Federica buttered a croissant and sipped her iced chocolate, chattering away to her brother with an excitement that made her voice rise in tone, irritating the raw nerves of her mother who stood by the window blowing smoke against the glass. Once they had been in love, but even hate was an expression of love, just a different face. Now Helena no longer hated him, that alone would have been a good enough reason to stay. But she felt indifference and it frightened her. Nothing could grow out of that. It was a barren emotion, as barren as the face of the moon.

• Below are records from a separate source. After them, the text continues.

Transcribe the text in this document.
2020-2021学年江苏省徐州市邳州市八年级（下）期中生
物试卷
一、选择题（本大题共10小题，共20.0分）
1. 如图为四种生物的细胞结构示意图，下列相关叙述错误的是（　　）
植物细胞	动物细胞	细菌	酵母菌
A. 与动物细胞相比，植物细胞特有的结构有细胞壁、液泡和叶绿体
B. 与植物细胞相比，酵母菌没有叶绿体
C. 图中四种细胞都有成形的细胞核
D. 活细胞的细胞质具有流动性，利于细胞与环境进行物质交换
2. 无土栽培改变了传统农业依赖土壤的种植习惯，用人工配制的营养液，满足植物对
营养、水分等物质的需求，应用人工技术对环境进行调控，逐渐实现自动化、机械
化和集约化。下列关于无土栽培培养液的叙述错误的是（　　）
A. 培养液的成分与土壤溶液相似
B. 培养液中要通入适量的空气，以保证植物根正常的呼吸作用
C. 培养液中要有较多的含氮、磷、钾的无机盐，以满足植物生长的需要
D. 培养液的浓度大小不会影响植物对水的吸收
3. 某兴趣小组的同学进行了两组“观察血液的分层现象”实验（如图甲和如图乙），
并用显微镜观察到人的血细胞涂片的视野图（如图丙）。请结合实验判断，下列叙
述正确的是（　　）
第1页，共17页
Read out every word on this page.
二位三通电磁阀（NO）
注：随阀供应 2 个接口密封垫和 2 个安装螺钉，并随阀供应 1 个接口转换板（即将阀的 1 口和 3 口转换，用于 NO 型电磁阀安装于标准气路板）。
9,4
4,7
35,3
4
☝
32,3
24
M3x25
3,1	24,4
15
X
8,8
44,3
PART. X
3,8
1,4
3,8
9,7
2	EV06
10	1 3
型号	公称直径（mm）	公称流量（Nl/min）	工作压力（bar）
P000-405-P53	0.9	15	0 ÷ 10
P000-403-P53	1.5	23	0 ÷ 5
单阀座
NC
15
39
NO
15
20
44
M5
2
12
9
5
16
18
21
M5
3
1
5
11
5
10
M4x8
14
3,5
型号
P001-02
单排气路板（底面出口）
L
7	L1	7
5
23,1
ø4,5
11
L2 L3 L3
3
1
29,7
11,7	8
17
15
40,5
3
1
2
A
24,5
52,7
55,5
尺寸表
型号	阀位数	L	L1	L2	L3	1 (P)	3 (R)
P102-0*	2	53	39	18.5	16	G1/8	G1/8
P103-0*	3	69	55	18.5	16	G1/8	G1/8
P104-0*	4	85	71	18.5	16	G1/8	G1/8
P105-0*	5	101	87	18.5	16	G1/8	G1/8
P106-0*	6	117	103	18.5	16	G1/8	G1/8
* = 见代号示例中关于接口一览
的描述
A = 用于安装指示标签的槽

Helena had made a life for herself in Chile because she had believed, as did her daughter later, that Ramon was God. He was certainly the most glamorous, handsome man Polperro had ever seen. Then his article had appeared in National Geographic with photographs of all the old smugglers’ caves and crumbling castles Helena had shown him, and yet somehow the photographs were suffused with a light that didn’t belong to Nature. There was something mystical about them that she couldn’t put her finger on. Every word he wrote sung out to her and stayed with her long after she had turned the last page. Now she recognized the magic as love, for it had followed them for the first six years, converting even the most mundane things, like filling the car up with petrol, into a magical experience. Their lovemaking had pertained to another plain far above the physical and she had believed that the power was within him and in him alone. Only after it had gone did she realize that the connection had been cut - like electricity, their ‘magic’ had been caused by the two of them and ceased the minute one of them felt disenchanted by it. Once it had gone it was gone for ever. That kind of sorcery is of high energy but low life span. At first they had travelled together, to the far corners of China, to the arid deserts of Egypt and the wet lakes of Sweden. When she became pregnant with Federica they returned to settle in Chile. Their ‘magic’ had followed them there too where the white powder coast and pastoral simplicity had enchanted her. But now it echoed with the emptiness she felt within her own being because the love that had filled it had drained away. There was no reason to stay. She was tired of pretending. She was tired of pretending to herself. She longed for the drizzly, verdant hills of her youth and her longing made her hand shake. She lit another cigarette and once more eyed the clock.